Si vous êtes certain de rester en 1D, un module 1D peut suffire. Mais en entrepôt, les cas 2D arrivent vite : étiquettes transport, data plus dense, sérialisation, retours e-commerce, traçabilité. Un 2D réduit le risque de blocage futur (et évite de “re-remplacer” le parc).

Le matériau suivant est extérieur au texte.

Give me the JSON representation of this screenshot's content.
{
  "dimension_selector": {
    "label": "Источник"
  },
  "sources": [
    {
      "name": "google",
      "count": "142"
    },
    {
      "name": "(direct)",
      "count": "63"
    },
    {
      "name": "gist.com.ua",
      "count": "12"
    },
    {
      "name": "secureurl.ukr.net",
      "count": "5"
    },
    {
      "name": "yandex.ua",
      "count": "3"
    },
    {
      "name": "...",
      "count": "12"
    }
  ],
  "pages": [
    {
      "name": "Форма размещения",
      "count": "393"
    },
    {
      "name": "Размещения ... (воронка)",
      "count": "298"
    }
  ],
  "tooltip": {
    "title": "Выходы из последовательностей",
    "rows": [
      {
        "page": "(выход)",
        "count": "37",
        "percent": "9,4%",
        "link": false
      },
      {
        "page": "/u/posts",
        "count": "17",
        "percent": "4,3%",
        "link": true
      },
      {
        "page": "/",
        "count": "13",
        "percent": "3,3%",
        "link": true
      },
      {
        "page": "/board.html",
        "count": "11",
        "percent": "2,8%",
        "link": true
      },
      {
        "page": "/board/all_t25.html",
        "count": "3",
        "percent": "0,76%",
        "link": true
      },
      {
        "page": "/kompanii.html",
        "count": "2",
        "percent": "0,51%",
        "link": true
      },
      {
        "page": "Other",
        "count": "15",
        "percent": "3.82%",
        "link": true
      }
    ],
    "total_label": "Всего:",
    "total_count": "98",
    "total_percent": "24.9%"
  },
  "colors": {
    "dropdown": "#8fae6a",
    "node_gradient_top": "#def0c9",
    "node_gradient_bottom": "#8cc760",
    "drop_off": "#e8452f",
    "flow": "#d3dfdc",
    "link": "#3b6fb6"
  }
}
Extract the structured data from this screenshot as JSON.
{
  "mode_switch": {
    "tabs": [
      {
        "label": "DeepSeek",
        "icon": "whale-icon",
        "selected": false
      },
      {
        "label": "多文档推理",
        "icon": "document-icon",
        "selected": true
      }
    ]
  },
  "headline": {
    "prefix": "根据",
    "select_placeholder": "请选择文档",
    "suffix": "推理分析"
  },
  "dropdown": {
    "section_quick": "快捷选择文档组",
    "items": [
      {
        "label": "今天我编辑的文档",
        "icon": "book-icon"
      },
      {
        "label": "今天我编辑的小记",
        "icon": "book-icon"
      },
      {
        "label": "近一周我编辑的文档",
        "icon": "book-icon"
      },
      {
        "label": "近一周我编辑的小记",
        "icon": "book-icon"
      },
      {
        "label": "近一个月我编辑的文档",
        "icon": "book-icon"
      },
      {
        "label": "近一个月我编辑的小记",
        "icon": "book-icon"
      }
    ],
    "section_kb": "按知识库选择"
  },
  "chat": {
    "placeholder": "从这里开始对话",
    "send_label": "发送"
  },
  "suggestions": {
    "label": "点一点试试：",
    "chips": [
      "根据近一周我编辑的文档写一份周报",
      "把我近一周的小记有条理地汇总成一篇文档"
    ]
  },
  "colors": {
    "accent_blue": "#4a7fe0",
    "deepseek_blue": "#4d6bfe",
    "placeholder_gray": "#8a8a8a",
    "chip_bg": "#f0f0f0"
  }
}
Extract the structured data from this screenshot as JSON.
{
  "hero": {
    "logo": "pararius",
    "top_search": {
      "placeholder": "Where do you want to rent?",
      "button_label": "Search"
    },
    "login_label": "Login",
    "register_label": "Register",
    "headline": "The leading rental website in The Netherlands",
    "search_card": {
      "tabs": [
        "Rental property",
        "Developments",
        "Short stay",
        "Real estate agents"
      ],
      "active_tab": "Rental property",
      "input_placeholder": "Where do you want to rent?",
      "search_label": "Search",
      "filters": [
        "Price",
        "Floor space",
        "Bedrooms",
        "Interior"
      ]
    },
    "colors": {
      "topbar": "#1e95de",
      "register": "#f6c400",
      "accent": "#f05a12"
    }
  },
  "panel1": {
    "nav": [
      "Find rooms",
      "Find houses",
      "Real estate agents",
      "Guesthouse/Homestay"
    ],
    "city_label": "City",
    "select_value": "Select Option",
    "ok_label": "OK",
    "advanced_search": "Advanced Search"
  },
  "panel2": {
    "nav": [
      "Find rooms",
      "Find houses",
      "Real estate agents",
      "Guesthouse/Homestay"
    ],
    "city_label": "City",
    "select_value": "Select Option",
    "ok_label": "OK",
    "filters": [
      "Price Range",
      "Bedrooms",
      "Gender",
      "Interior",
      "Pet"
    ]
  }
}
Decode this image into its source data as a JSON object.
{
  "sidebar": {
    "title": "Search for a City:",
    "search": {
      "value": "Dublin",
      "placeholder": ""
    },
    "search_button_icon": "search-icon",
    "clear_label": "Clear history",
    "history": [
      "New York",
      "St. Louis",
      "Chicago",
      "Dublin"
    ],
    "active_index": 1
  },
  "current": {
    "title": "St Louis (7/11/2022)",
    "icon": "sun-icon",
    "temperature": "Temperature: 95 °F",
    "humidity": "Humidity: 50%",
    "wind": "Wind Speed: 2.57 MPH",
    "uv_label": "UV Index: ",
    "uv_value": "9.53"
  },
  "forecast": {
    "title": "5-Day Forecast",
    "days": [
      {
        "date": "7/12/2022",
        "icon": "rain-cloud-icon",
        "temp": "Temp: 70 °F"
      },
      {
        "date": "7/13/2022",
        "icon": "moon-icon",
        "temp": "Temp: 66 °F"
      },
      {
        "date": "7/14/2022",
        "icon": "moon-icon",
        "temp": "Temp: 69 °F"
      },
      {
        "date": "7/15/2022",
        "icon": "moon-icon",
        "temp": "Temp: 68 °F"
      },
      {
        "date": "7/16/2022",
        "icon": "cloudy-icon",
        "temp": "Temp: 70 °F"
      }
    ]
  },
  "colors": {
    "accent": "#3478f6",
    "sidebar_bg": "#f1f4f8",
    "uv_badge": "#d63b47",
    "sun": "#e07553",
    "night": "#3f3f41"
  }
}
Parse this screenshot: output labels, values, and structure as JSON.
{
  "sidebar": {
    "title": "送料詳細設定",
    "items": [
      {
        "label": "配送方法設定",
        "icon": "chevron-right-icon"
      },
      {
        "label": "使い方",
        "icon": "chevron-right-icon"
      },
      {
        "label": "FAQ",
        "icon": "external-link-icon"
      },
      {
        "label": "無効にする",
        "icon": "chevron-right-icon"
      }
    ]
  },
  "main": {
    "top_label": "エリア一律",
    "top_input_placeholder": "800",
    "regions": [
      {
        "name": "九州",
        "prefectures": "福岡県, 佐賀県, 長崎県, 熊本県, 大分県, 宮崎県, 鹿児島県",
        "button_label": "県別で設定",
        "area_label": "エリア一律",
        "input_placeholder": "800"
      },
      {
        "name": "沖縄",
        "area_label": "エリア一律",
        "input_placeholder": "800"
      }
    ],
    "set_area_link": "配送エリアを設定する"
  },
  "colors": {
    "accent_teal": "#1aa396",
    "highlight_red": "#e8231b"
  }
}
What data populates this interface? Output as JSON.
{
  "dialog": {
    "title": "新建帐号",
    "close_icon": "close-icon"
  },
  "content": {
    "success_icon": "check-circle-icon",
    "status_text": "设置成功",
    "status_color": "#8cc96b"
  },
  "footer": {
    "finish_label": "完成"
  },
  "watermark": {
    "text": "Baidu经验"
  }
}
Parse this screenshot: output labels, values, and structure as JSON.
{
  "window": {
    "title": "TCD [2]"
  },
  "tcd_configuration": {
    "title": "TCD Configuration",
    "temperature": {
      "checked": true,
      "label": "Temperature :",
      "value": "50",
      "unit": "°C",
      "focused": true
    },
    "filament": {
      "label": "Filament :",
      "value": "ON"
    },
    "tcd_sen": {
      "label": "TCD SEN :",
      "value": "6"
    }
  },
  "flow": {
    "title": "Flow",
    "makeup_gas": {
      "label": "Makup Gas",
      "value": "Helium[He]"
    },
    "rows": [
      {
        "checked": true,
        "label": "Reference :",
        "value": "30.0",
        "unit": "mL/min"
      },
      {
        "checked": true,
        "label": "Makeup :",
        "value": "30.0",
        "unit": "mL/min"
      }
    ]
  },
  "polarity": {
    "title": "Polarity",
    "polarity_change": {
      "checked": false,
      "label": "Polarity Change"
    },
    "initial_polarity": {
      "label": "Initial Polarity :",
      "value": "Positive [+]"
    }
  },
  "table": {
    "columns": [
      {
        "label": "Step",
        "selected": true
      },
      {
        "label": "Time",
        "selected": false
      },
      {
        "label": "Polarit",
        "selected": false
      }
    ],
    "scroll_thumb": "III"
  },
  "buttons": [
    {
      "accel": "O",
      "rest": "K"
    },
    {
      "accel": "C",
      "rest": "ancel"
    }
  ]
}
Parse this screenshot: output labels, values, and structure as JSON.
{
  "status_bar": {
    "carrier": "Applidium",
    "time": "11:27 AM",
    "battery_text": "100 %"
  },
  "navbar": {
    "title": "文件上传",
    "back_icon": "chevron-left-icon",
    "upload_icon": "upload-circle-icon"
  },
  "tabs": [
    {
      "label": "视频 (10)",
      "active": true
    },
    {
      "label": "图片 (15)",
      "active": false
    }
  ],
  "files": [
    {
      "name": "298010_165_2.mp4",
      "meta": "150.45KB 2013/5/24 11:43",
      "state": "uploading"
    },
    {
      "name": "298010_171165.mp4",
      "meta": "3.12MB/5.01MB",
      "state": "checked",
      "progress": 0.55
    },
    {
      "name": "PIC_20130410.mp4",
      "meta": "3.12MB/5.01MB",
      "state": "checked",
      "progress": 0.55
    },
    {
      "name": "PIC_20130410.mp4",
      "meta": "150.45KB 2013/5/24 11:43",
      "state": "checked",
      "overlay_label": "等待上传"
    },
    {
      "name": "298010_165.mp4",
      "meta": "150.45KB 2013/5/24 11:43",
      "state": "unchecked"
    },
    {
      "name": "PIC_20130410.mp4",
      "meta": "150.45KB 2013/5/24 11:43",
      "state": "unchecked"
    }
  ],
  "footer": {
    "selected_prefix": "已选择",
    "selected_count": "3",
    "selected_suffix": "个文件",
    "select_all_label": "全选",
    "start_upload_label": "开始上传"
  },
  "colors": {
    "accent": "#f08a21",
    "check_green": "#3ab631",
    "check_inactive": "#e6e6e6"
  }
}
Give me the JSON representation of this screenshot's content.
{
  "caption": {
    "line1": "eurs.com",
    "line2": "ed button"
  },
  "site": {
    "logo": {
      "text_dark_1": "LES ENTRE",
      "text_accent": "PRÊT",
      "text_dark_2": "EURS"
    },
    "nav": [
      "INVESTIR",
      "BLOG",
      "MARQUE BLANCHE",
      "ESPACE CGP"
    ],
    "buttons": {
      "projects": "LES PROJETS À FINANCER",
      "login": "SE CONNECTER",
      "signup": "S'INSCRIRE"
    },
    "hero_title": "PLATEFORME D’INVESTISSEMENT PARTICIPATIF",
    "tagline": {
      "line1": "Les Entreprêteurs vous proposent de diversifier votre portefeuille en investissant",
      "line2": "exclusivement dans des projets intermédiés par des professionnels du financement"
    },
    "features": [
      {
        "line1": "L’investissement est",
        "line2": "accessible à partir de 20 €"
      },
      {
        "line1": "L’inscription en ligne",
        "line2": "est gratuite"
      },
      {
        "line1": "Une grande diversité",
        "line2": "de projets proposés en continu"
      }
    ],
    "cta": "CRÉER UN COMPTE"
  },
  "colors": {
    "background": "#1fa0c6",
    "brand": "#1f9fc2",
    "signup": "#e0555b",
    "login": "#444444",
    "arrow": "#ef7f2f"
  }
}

| Clef de lecture | Code 1D (barres) | Code 2D (carré / “mosaïque”) |
|---|---|---|
| À quoi ça ressemble | Des barres verticales | Un carré avec des petits points/cases |
| Exemples courants | EAN-13 (supermarché), Code 128 (logistique), Code 39 (industrie) | QR Code, DataMatrix, PDF417 (transport / documents) |
| Infos contenues | Peu d’infos (souvent un numéro/ID) | Beaucoup plus d’infos (ID + lot + série + date, lien, etc.) |
| Taille de l’étiquette | Souvent plus long (il faut de la place en largeur) | Souvent plus compact (plus d’infos dans moins d’espace) |
| Lecture si étiquette abîmée | En général plus fragile (si une partie des barres est abîmée, ça bloque) | Souvent plus tolérant (peut mieux gérer certains défauts) |
| Lecture au mauvais angle | Souvent besoin d’être bien aligné | Plus facile à lire avec un angle |
| Usage entrepôt typique | Références articles simples, emplacements, colis avec ID court | Étiquettes transport, sérialisation, retours e-commerce, traçabilité (lot/série) |
| Matériel nécessaire | Un scanner 1D suffit | Il faut un scanner 2D (qui lit aussi le 1D en général) |
| Évolutivité | Limité si vous ajoutez de la traçabilité | Plus “future-proof” si vos besoins grandissent |
Laser vs imageur : polyvalence, angle, lecture en mouvement
Un laser lit une ligne ; un imageur capture une image et décode. En environnement logistique, l’imageur est souvent plus polyvalent : meilleurs angles, plus de tolérance, lecture de 2D. Si vous avez des scans en mouvement, des codes abîmés ou des supports variés, l’imageur devient un choix possiblement sécurisant.
Mais la règle demeure de TOUJOURS tester le matériel dans SON environnement de travail
Qualité d’impression : le “maillon faible” souvent oublié
Beaucoup de problèmes de lecture viennent… des étiquettes : ruban inadapté, vitesse d’impression, contraste insuffisant, code trop petit pour la distance, mauvais positionnement. Avant d’accuser le scanner, validez vos standards d’étiquetage (taille, contraste, protection, film). C’est souvent le levier le plus rentable.
Suggestion de “protocole de test” avant achat
- Testez sur vos étiquettes réelles (bonnes et mauvaises).
- Reproduisez les vraies distances (sol, palette, rack).
- Faites une session “cadence” : 30 minutes de picking, idéalement sans triche.
- Testez avec gants / éclairage réel / film étirable si concerné.
- Mesurez les irritants : nombre de rescans, postures, saisies manuelles.
En substance, la bonne tête de lecture pour un terminal radio en entrepôt n’est pas “la plus puissante”, c’est celle qui colle à vos distances réelles, à vos étiquettes, et au geste opérateur. Si vous déterminez le “bon” range, vous stabilisez durablement la qualité et vous fluidifiez l’exécution. Et surtout, il est plus que recommandé de tester le matériel en conditions réelles dans SON environnement.